“Vieni via con me”, Masi: “L’audience non è tutto, Maroni ha diritto di replicare a Saviano”

Pubblicato il 17 Novembre 2010 9:41 | Ultimo aggiornamento: 17 Novembre 2010 9:41

Mauro Masi

Gli ascolti non sono tutto, Vieni via con me è una trasmissione politica e deve rispettare il contraddittorio. Questo è in sintesi il pensiero di Mauro Masi, direttore generale della Rai, dopo il boom di ascolti (e polemiche) della trasmissione di Fazio e Saviano su RaiTre.

Intervistato dal Corriere della Sera dice: “Questi dati non possono che far piacere alla direzione generale. Sono importanti, un fatto positivo. Ma in un servizio pubblico non sono l’unico metro di misura possibile. Me lo hanno sempre detto in tanti soprattutto da sinistra”.

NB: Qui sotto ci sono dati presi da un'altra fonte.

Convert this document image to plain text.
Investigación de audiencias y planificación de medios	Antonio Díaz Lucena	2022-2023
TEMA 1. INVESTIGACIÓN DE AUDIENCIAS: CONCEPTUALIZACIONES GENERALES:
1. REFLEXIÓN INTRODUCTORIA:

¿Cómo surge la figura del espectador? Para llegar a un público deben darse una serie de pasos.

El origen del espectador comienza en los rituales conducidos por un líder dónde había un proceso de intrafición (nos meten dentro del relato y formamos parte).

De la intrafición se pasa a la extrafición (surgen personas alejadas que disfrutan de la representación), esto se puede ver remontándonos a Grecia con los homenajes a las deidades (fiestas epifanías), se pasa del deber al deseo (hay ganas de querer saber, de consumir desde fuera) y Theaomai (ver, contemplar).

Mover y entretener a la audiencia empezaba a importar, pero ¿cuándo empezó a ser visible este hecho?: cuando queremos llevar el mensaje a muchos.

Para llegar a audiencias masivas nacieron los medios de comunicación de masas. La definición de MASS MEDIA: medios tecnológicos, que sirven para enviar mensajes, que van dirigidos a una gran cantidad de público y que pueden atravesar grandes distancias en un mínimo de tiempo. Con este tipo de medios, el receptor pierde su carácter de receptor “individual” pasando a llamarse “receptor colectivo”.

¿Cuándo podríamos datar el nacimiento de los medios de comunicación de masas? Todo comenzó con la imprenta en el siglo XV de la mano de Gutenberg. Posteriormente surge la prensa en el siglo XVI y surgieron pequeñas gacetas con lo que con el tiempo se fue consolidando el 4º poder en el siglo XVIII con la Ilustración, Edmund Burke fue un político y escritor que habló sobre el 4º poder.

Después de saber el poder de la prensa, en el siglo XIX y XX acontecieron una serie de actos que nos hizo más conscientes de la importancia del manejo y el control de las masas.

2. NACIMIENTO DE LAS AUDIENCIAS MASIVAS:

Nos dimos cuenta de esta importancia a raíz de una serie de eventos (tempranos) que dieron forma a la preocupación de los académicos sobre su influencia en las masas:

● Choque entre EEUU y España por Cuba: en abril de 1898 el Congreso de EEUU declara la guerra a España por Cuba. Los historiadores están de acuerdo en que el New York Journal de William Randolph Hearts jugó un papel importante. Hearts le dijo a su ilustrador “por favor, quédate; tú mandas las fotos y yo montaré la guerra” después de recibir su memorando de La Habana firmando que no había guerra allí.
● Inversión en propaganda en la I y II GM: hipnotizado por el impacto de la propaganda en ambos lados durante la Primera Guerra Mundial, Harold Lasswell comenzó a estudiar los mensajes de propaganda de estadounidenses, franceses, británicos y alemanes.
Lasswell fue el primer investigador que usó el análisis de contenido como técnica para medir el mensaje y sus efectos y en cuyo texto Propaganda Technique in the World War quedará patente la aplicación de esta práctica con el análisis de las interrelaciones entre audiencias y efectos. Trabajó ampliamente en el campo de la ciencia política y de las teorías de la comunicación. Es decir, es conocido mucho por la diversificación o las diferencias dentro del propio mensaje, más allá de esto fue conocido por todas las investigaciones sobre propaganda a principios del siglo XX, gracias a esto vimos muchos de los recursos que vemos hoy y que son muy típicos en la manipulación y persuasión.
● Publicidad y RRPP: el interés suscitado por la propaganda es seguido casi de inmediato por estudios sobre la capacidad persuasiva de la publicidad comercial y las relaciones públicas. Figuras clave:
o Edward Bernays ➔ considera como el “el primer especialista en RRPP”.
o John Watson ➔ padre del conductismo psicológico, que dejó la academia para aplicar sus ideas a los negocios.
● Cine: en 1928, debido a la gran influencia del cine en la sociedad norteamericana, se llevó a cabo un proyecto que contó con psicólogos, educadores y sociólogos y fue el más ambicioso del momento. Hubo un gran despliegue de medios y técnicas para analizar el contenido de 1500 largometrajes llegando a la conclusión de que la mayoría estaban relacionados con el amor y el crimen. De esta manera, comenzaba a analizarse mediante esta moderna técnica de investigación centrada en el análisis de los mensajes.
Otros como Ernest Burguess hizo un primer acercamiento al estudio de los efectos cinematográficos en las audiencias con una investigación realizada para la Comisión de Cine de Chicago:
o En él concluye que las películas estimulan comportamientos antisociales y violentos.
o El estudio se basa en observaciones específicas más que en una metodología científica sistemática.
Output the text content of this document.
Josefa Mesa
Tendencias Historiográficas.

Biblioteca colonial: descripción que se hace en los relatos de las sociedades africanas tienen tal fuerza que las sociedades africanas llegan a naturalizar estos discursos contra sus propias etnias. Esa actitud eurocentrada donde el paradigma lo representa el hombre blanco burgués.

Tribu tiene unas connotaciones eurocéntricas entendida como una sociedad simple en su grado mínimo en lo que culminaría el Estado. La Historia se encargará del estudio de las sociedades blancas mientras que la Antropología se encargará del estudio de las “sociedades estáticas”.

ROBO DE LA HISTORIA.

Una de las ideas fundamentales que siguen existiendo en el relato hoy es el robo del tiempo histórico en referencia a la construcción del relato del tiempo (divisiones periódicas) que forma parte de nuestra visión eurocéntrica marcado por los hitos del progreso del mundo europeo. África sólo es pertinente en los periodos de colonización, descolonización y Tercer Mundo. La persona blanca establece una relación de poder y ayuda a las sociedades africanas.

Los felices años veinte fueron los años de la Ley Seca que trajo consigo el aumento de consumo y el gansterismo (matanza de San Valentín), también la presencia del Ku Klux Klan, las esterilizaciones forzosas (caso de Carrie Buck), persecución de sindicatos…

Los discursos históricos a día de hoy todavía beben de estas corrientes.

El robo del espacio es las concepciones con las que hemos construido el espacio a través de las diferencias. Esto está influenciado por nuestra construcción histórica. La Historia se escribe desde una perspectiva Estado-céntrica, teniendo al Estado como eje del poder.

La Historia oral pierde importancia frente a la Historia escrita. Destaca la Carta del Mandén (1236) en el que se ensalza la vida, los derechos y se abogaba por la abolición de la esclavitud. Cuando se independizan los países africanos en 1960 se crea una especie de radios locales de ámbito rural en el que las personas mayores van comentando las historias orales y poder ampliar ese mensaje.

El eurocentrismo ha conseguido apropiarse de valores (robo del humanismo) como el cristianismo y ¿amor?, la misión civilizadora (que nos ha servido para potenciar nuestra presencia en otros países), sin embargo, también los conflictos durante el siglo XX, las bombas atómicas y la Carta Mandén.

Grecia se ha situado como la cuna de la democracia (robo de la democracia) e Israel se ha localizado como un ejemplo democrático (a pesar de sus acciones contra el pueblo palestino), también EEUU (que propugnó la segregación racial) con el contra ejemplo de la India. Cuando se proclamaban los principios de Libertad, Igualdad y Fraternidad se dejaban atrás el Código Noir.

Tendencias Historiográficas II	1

E già si prepara a sottoporre “il problema” al consiglio d’amministrazione: “C’è una questione di regole che un servizio pubblico ha l’obbligo di osservare: equilibrio, contraddittorio e pluralismo. Non vorrei che il confronto che proporrò oggi in Consiglio venga scambiato per la solita polemichetta sulla Rai. Il pluralismo è un tema “alto” per la Rai e per il Paese”.

Ma cosa dovrebbero fare Fazio e Saviano? “Penso che la trasmissione, anche al di là delle intenzioni degli autori, abbia assunto una precisa natura politica. Ed è ciò che dicono tutti i principali commentatori televisivi. Finora sono state registrate voci di diversa sensibilità e origine politica. Fazio e Saviano intendono realizzare un prodotto che parli di valori, appunto, “alti”. E credo si debba, in nome del pluralismo e dell’equilibrio, assicurare voce anche a chi rappresenta ulteriori valori della nostra democrazia: per esempio il liberalismo, il federalismo”.

Più spazio a Pdl e Lega, quindi? Ora il ministro Maroni vuole replicare a Saviano: “Anche di questo parleremo in Consiglio. Personalmente ritengo che ne abbia pienamente titolo e diritto”. Visto che la scheda di programma, dove non appariva la presenza di politici, è stata approvata in Cda, mi aspetto che decida sul da farsi in base alle regole del servizio pubblico. Anche per questo attendo con ansia i nuovi indirizzi sul pluralismo che la Commissione di vigilanza, presieduta da Sergio Zavoli, tra poco voterà”.